Missions of All-Girls Schools Across the Socioeconomic Spectrum

The recent opening of Ron Brown College Preparatory High School, the first all-boys public school in Washington DC, sparked significant debate regarding the need to charter an all-girls public high school in DC. Though the DC School Board’s official stance is that an all-girls public high school is not a priority at the time, many groups have challenged the board, citing the success of all-girls preparatory schools in the area. Through my research, I would like to explore the validity and relevance of the evidence that is being cited by both proponents and opponents of the DC School Board’s decision.

 

While much literature has been published separately on the topics of single-sex education and institutional missions across the socioeconomic spectrum, little has been published on the correlation between the two.

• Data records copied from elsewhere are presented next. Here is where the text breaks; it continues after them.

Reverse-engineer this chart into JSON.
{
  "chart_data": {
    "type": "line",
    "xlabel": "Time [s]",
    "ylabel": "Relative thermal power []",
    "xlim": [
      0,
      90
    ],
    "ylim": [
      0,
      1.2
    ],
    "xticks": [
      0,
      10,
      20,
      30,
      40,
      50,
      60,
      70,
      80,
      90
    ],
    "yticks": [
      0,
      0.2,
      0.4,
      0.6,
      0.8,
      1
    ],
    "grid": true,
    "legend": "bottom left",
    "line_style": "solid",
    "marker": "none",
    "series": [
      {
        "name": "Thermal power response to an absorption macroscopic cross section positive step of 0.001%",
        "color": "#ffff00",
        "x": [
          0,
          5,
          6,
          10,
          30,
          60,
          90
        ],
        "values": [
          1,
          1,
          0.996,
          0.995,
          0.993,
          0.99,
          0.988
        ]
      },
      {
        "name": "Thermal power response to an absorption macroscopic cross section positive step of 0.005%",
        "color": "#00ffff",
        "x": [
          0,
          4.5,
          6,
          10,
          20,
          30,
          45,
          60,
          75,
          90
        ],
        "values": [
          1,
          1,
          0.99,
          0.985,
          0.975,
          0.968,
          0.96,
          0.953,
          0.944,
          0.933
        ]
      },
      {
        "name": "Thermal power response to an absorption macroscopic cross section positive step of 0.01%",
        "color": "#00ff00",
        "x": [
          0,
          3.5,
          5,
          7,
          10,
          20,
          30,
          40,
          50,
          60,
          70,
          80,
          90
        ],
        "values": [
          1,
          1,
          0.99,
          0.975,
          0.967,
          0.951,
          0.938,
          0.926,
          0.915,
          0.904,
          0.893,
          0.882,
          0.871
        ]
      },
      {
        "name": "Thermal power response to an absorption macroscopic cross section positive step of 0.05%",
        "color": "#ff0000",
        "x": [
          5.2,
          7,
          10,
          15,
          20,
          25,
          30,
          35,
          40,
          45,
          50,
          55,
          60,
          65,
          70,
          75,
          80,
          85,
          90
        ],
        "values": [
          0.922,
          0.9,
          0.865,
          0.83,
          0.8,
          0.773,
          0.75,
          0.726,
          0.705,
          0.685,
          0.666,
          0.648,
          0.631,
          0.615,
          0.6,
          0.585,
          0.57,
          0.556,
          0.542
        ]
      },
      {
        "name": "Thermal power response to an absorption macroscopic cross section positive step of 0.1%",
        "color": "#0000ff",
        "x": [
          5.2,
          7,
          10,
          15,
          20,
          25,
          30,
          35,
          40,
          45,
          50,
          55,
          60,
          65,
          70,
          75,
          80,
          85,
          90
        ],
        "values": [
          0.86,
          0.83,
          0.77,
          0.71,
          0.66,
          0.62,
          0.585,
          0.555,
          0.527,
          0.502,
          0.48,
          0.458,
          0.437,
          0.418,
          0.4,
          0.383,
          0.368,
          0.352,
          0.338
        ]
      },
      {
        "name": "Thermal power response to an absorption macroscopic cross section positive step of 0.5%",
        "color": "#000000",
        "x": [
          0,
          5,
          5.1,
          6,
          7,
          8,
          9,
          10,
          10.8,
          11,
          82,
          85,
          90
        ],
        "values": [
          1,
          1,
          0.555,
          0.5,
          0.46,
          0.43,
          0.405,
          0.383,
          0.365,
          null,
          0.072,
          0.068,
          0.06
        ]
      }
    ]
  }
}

I seek to explore whether or not this relationship exists.

 

My research will have two components. First, I will conduct an in-depth literature review of scholarly opinions on the benefits of all-girls education in schools with student bodies primarily from lower socioeconomic brackets. Next, I will conduct an in-depth examination of 8 different schools in the DC/Baltimore area. This will include interviews with the Dean of Students and the school counselor regarding the ways in which the mission of the school is affected by the gender and the socioeconomic makeup of the student body, a study of the school’s publicly posted mission statement and school philosophy, as well as an analysis of any videos or promotional material produced by the school. I will also examine the testimonials delivered at Excel Academy PCS on December 20, 2017 in which girls from the National Cathedral School (an all-girls preparatory school) and Excel Academy (an all-girls public charter school) spoke about what all-girls education means to them and how they are affected by their single-sex environment.